Posted by: david s. | April 14, 2006 6:37 PM
"Last night we went to a strip club."
"Welcome to the next phase in our Campaign for Real Beauty!"
"Our new credo is, 'If you can't find shoes, you must go nude.' So please find us shoes. Or turn off the air conditioning."
"Pardon my shlurred shpeech--The Johnshons are feeding my clothing and I got free drinksh for keeping my tray down. Hic!"
"I'm sure that many of you will be pleased to hear that, though we are still rich in assets, we are finally willing to discuss downsizing."
Posted by: David | April 15, 2006 11:11 AM
If my six esteemed colleagues refuse to masturbate, then so do I!
Posted by: Span | April 15, 2006 1:56 PM
As per keeping with the usual cultural prejudices, I would ask my fellow male board members to carefully conceal their genitals, whereas female board members are free to leave their nipples uncovered if they feel so inclined.
Posted by: Carl | April 16, 2006 7:29 AM
"Good evening, ladies and gentleman.
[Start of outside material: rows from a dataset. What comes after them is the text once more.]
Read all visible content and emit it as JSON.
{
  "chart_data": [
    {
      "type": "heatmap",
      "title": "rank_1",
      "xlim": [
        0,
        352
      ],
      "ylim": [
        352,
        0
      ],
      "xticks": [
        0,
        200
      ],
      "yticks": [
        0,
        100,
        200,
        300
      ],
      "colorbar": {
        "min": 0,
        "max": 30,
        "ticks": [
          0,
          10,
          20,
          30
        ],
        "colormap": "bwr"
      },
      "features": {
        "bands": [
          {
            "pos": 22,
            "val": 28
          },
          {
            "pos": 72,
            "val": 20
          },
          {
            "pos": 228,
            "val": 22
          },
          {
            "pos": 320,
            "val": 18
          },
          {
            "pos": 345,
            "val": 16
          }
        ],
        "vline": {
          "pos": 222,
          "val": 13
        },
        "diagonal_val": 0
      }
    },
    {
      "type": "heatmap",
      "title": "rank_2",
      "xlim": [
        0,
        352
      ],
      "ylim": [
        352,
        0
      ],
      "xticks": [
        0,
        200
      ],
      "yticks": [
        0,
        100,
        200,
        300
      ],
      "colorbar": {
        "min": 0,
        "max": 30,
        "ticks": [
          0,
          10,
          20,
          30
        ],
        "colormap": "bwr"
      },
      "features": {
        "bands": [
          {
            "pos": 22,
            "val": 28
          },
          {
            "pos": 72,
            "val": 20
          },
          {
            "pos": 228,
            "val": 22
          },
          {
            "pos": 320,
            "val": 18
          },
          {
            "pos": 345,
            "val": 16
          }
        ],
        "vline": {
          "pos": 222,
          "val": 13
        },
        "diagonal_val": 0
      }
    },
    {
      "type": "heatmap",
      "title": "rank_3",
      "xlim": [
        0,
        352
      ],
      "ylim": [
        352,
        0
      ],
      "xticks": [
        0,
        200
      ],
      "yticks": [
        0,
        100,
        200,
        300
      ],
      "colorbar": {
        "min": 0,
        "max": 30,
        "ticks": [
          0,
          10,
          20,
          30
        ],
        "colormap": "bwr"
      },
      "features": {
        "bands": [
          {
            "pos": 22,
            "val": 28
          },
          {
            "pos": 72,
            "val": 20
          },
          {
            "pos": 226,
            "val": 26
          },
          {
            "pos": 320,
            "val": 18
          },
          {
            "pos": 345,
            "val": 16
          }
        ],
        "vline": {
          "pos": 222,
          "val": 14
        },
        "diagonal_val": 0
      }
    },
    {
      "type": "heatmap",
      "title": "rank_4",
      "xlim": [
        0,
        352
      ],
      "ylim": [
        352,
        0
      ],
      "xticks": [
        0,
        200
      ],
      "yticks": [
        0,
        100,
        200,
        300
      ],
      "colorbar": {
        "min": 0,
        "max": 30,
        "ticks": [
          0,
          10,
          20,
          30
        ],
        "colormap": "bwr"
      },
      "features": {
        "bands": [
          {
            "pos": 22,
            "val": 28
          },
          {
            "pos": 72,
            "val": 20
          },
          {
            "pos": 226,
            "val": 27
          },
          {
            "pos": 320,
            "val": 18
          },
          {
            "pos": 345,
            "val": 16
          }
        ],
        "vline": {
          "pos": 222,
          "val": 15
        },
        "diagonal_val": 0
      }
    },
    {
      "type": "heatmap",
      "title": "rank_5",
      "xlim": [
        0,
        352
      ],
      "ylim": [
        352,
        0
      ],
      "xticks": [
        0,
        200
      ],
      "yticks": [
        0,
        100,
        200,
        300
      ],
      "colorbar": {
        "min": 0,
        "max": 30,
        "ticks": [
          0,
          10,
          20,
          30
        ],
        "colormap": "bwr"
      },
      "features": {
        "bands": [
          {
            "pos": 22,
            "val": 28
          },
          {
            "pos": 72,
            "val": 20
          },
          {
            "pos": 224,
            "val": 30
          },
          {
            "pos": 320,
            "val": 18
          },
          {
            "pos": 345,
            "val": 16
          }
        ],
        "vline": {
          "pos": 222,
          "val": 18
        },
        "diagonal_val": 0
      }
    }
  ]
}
You may think that we will soon be doing a demonstration of the new women's Viagra, but you would be wrong. Actually, we just had a brief gang rape.
Now: on with the presentation."
Posted by: Michael S in LA | April 16, 2006 4:32 PM
"Yes, I know, a paper clip or two is no big deal. But after a while, things add up! Therefore, to cut down on office theft..."
Posted by: F. MOnaco | April 17, 2006 12:39 PM
"First, the good news: We are entering the initial stage of Rapture."
Posted by: John Kane | May 1, 2006 8:42 AM
"And now, to punctuate the grotesqueness of tonight’s meeting, I am going to blow my bent and charred paddy whack."
Posted by: Rob | May 21, 2006 6:05 PM
"Rather than just simply tell you how our stocks did, this year we are going to perform a skit that I ,Mel Brooks, wrote entitled 'Bottoms up'."
Posted by: Robbo | May 21, 2006 6:07 PM
"These allegations of financial improprieties must be put to rest once and for all. As you can see, our Board of Directors has nothing to hide."